Quest’anno a farne la differenza è stata l’inattesa assenza di Jorge Lorenzo con uno scivolone da principiante, già dal primo giro. E se da una parte ha assicurato una sostanziosa posizione ai colleghi, dall’altra ci ha regalato un dubbio esistenziale che avrà le sue risposte soltanto il prossimo 13 Aprile.
Si parla nuovamente di un ritorno di Valentino Rossi, stessa supposizione della scorsa stagione. Stesse dinamiche e medesima battaglia in pista, che fece sventolare nuovamente la bandiera italiana, quasi facendolo sembrare l’impossibile erede di se stesso. Conviene non agitare i numeri del passato, perchè un confronto con cio’ che è stato, risulterebbe decisamente scoraggiante.
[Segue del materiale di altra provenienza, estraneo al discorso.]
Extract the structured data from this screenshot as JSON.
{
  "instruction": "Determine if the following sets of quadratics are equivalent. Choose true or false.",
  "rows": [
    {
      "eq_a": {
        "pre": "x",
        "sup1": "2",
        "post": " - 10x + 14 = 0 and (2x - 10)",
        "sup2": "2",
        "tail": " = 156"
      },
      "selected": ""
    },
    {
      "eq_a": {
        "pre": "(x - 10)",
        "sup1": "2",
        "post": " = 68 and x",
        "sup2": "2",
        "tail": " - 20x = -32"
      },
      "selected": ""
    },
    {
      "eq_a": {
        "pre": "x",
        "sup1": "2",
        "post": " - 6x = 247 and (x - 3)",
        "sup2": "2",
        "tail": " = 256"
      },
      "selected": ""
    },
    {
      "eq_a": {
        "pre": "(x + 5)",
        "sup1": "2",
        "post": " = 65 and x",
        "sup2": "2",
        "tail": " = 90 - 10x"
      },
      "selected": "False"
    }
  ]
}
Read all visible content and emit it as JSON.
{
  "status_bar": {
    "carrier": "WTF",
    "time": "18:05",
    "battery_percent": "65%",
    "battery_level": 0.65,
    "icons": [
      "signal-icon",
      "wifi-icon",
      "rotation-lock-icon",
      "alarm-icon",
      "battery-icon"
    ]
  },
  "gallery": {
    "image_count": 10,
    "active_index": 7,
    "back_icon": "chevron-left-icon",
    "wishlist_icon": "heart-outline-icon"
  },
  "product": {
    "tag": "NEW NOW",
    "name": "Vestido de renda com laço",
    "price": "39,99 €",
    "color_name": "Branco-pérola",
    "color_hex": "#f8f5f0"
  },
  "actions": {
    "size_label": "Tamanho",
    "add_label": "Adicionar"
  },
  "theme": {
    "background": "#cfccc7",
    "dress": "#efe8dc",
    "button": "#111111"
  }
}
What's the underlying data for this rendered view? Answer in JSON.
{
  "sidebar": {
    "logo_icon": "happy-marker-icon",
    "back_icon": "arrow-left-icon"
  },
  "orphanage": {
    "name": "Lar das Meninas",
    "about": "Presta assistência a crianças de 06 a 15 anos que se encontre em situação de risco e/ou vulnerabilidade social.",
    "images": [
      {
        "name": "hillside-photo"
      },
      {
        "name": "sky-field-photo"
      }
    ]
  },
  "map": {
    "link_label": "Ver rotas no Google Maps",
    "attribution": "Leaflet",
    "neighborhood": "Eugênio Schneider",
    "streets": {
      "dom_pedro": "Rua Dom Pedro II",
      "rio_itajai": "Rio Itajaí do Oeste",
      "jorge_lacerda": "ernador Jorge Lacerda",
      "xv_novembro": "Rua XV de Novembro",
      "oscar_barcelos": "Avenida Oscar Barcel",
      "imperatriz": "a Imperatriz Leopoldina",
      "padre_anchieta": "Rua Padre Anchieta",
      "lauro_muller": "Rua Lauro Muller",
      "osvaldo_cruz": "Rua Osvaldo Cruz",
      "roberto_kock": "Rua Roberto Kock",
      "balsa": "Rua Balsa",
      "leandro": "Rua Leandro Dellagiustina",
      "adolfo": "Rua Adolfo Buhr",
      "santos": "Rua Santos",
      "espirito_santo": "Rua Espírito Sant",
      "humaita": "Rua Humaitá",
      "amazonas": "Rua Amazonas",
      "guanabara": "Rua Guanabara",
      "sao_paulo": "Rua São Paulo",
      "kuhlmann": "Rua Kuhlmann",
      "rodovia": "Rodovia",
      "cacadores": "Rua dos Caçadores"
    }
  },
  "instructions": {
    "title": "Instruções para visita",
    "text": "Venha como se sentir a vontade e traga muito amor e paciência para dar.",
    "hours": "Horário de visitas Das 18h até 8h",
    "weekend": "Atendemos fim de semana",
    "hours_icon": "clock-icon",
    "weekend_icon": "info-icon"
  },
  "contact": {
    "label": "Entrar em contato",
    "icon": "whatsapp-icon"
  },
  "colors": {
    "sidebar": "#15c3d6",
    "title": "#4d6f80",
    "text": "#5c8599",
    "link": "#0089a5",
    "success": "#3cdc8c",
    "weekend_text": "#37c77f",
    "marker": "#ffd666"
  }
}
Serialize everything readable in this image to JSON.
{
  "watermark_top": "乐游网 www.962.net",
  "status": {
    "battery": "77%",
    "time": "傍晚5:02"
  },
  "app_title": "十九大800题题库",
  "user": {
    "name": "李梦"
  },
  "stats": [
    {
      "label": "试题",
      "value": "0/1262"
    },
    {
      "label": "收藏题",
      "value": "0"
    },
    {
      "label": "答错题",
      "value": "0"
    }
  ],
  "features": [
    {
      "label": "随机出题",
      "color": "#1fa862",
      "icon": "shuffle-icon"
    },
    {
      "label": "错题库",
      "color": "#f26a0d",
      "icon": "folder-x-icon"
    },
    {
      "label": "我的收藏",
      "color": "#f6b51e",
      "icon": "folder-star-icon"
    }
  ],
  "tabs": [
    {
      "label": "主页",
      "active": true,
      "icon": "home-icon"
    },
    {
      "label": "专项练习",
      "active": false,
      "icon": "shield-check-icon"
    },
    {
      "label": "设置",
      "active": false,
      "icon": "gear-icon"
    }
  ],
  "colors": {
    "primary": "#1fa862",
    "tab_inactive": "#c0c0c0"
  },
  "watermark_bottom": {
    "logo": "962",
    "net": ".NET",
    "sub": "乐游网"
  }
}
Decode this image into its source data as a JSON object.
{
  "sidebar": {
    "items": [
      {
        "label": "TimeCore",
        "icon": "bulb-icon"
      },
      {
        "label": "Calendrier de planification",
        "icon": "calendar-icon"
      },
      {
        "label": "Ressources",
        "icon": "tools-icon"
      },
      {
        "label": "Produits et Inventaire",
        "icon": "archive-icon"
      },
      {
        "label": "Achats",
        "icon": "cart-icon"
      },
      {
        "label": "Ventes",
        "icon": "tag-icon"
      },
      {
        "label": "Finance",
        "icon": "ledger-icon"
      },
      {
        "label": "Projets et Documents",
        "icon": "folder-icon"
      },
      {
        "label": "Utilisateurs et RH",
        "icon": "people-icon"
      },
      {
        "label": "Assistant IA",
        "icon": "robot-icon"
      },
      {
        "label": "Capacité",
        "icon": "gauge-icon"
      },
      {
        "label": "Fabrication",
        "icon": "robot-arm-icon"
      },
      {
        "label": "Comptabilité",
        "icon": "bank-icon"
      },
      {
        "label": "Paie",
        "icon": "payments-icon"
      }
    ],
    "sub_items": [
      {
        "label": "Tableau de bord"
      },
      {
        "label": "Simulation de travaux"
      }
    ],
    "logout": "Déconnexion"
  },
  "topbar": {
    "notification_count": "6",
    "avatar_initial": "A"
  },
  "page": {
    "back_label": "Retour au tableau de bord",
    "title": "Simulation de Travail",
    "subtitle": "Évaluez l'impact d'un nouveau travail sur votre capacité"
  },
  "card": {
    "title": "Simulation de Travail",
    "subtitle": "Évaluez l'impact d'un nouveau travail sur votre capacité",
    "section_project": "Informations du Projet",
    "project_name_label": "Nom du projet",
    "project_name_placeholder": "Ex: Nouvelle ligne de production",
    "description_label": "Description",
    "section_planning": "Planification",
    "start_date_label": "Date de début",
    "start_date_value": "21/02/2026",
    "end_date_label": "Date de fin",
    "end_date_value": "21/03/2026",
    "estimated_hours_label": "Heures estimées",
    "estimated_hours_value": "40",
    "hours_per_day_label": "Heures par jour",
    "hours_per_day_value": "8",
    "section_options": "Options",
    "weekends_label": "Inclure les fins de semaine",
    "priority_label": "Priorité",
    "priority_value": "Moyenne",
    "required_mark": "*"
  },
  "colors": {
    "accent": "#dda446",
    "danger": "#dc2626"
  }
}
“The Doctor“, si tifa, si incoraggia e si aspetta già da qualche anno per il decimo titolo mondiale. Si parla di ritiro e poi ancora di rivincita, ma siamo sicuri arriverà ? Il fatto è che difficilmente si digerisce un tramonto del campione italiano più amato della storia a livello internazionale. Che siano critiche costruttive o da salotto del gossip, ci sarà sempre una motivazione che lo terrà fermo alla classe regina, e un’altra che lo spedirà dritto in Superbike.